Swarbrick focused in on the Budget and its effect on climate change, asking how Williis could account for the $700m her Budget assumed would be coming from Emissions Trading Scheme revenue when today’s unit auction appeared likely to fail.

Swarbrick highlighted that at an expected $58 price point they would fall short of the $60 lower limit at which the units would be permitted to sell, and asked what would happen if the units failed to sell, but Willis said she was “not going to go into a hypothetical”.

“We have a requirement for approximately $2.9b in terms of your numbers stacking up here for revenue from the emissions trading scheme,” Swarbrick said, “but you’ve also have presented a Budget which cuts approximately $15m from market governance and integrity of the emissions trading scheme, so I’m wondering if you could help us reconcile those things”.

“It is very important … that I not in any way influence auction behaviour,” she said. “We want it to be a functional, effective, reliable market.”

When Swarbrick pushed her on why the funding had been cut from the efficacy and market governance, Willis said the government did not consider that funding necessary to improving the market’s operations, and rejected Swarbrick’s characterisation there was “next to no meaningful regulation of the ETS market, for example insider trading is technically legal”.

“We do not have concerns about the current way in which the ETS is regulated,” Willis said. She noted the government was yet to release the second Emissions Reduction Plan, due in December. That plan would set out how the government intends to achieve the emisssions reductions set out in the Emissions Budget, in line with international obligations.
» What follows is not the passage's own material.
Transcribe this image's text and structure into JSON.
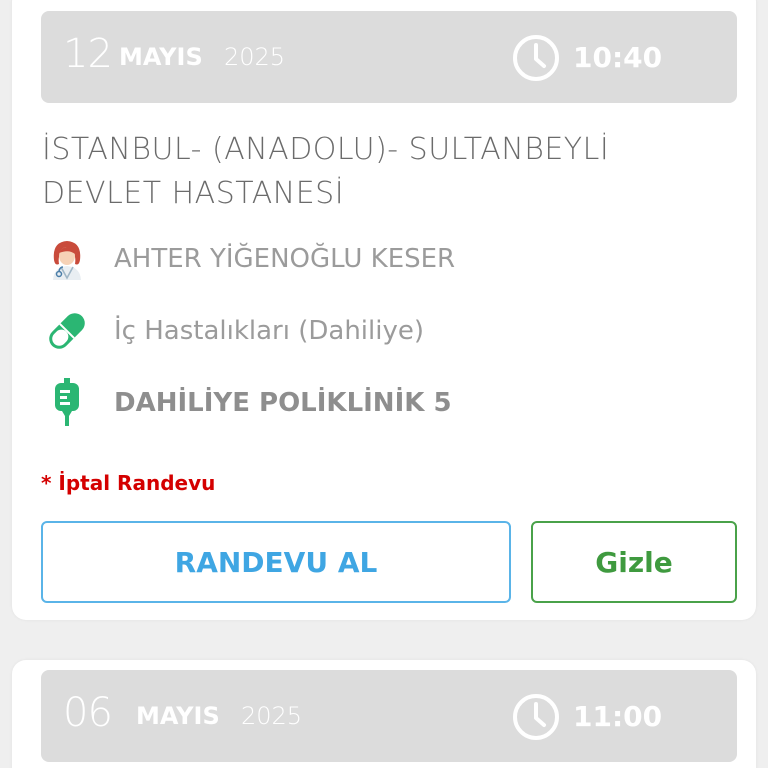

“The government is doing its own work on the emissions reduction plan and we envisage the ETS will play a critical role,” Willis said. She also pointed to some initiatives the government had not scrapped in this year’s Budget including the rollout of electric vehicle chargers and the purchase of electric buses for local councils to buy.

Swarbrick earlier asked whether the decisions in this year’s Budget would increase or decrease emissions. Willis acknowledged climate impact policy assessments had showed they “won’t make a significant material difference to emission period 1. Over the second two emission periods, they will have an impact of potentially increasing emissions”.

However, she questioned whether those reports were “as good as they could be”, and pointed to the emissions impact report having included policies like more police on the roads, and upgrades to Defence Force equipment and infrastructure, as examples of where the reports were questionable.

“My point is it is not always appropriate to narrowly look at a policy based simply on its emission impact, because I don’t think there is a New Zealander who would say ‘I don’t want you hiring more police because it might add to emissions’.”

She later told reporters the assessment only looked at a subset of 40 initiatives.

Swarbrick also asked about the $3 billion to $24b the government is estimated to need to fork out in “offshore liability” – buying foreign climate credits to make up for the lack of domestic emissions reductions, and whether Willis had budgeted for those expected costs this year.

“No, I have not,” Willis said. “That has not been a priority in this Budget.”